Well...bless my stars! If you're a regular reader, you may have been surprised by the strong reaction the latest article about swearing provoked. We usually get into some rollicking discussions around here, but the comments on this article really illuminated some differing viewpoints on swear words.
One of the most common complaint against swearing was the socio-economic baggage attached to it — simply put, that swearing often gives people the impression that you are uneducated, uncultured, or from a lower-class background.
The more things change, the more they stay the same. The thing is, there is a solid linguistic basis for associating swearing with a lower class of society or education. And it goes back to the Norman Conquest of 1066. (Obviously, I'm just speaking to English here.)

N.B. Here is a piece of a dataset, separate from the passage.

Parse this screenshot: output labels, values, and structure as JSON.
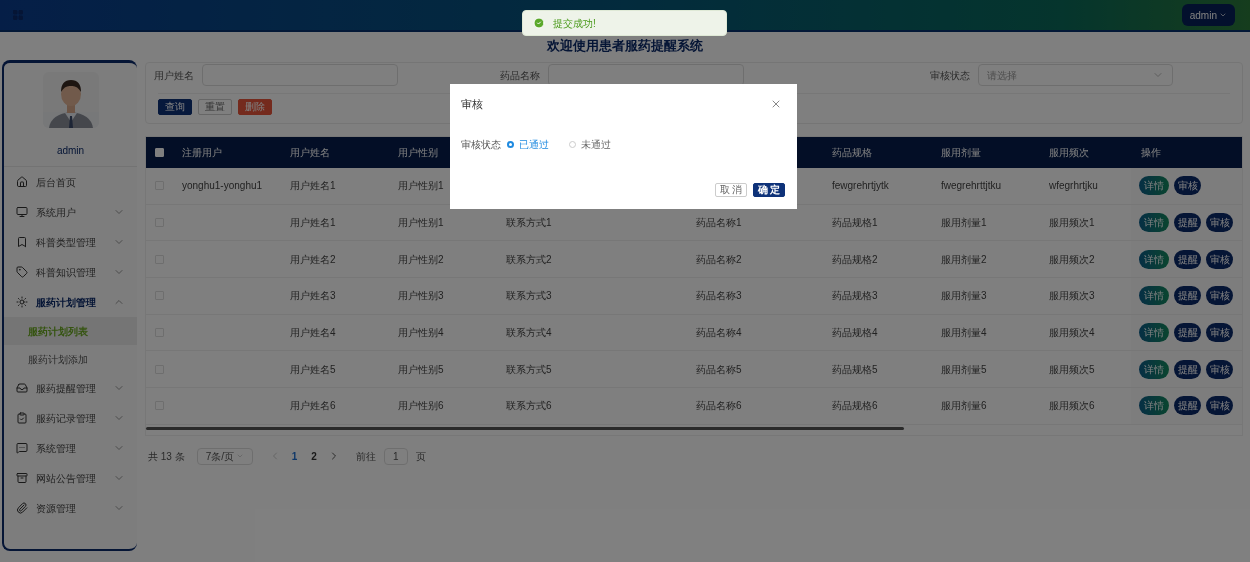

The biggest direct result of the Norman Conquest was societal — the largely Saxon ruling class of England was promptly unseated and replaced with "a foreign, French-speaking monarchy, aristocracy, and clerical hierarchy. This, in turn, brought about a transformation of the English language and the culture of England in a new era," an era in which French speakers set the rules.
This meant that English (Germanic based) became the language of the lower-class Saxons, and to some extent became the language of tradesmen and farmers. Latin-based French, on the other hand, became the language of the educated, the noble, the wealthy and the powerful.
Many of our oldest words that deal with trade and travel are also short Germanic words that evolved from this point (usually, the shorter the word, the older it is) — our usage of words like "ship," "port," "fare," and "whore," just off the top of my head (sorry, that was an interesting connection to make, but if you know your history it's not such a big leap), developed from Old English and Germanic, and stayed in use.
On the other hands, the more complicated contributions to our language tend to come from French, and Latin, eventually the official language of the Roman Catholic Church, and by extension, the educated clergy. Think pretty much any word that ends in "-tion" or "-ment."
Where it gets interesting is when we see these trends continuing over the years, and seeping into society. Some of the best examples are in Shakespeare. The Bard turned this social distinction into an art form. In some cases, like the fairies in "A Midsummer Night's Dream," he deliberately mixed Germanic and Latinate vocabulary for visual effect. In others, he used the two vocabularies to create a strong sense of contrast. In any given play of Shakespeare's, the nobles, the lovers, and the heroes abound with flowery, Latinate speech. But when things get bawdy, or lower-class, or vulgar? Bring on the German vocabulary. (Compare Mercutio's Queen Mab speech, or his thinly-veiled horny musings about Romeo, with Hamlet's speeches.)
We teach language the same way today — simple, short words form the basis of our world from childhood, and we gradually progress to the polysyllabic, the Latinate. And if you go far enough, you eventually meet someone (usually in college) who speaks in almost nothing but Latinate words, because they sound intellectual and impressive. In English, a large portion of our nouns are Germanic, while the bulk of our adjectives are Latinate.
So what does this have to do with swearing? Well, how would you classify our swear words? Fuck, shit, damn, hell, bitch, whore, cunt, ass: all can be used as nouns, five can be used as nouns or verbs. All are short, hard words, indicative of long linguistic life and Germanic or Norse origins. In fact, let me look them up for you (if you want to check this out for yourself, I recommend the American Heritage Dictionary of Indo-European Roots).
Fuck, shit, whore, hell, ass, cunt - Germanic/Old English
Bitch - may be Old French or Old English
Damn - Latin
It's interesting to think that we still associate these hard Germanic words with the lower class, the uneducated, the crass. We use Latinate versions of these words, too, but they are technical, elevated, scholarly: fornicate, excrement, defecate, posterior, derriere, vulva, vagina, pudenda, condemn. They mean the same thing, but they're acceptable.
Our educated elite do this. Our politicians do this. Latinate words often feel more neutral, more technical, more correct than their blunter, more loaded counterparts. Have we managed to maintain the socio-linguistic divide through the centuries? Possibly.
(Also, interesting thought about how from the Norman Conquest on, the concept of being in trade was considered lower than not being in trade. Obviously there are multiple influences there, but the linguistic parallel is noteworthy, particularly when watching British cinema and comparing speech patterns. But that's a whole other topic.)
Could it be that there is not actually any particular merit in the use or disuse of these words, aside from the cultural merit that we've inherited from the times when the only people who used them were the conquered? If so, that's quite a few centuries of socio-economic baggage all hinging on a few monosyllabic words.
So I guess from now on I might go with... bless my stars and garters?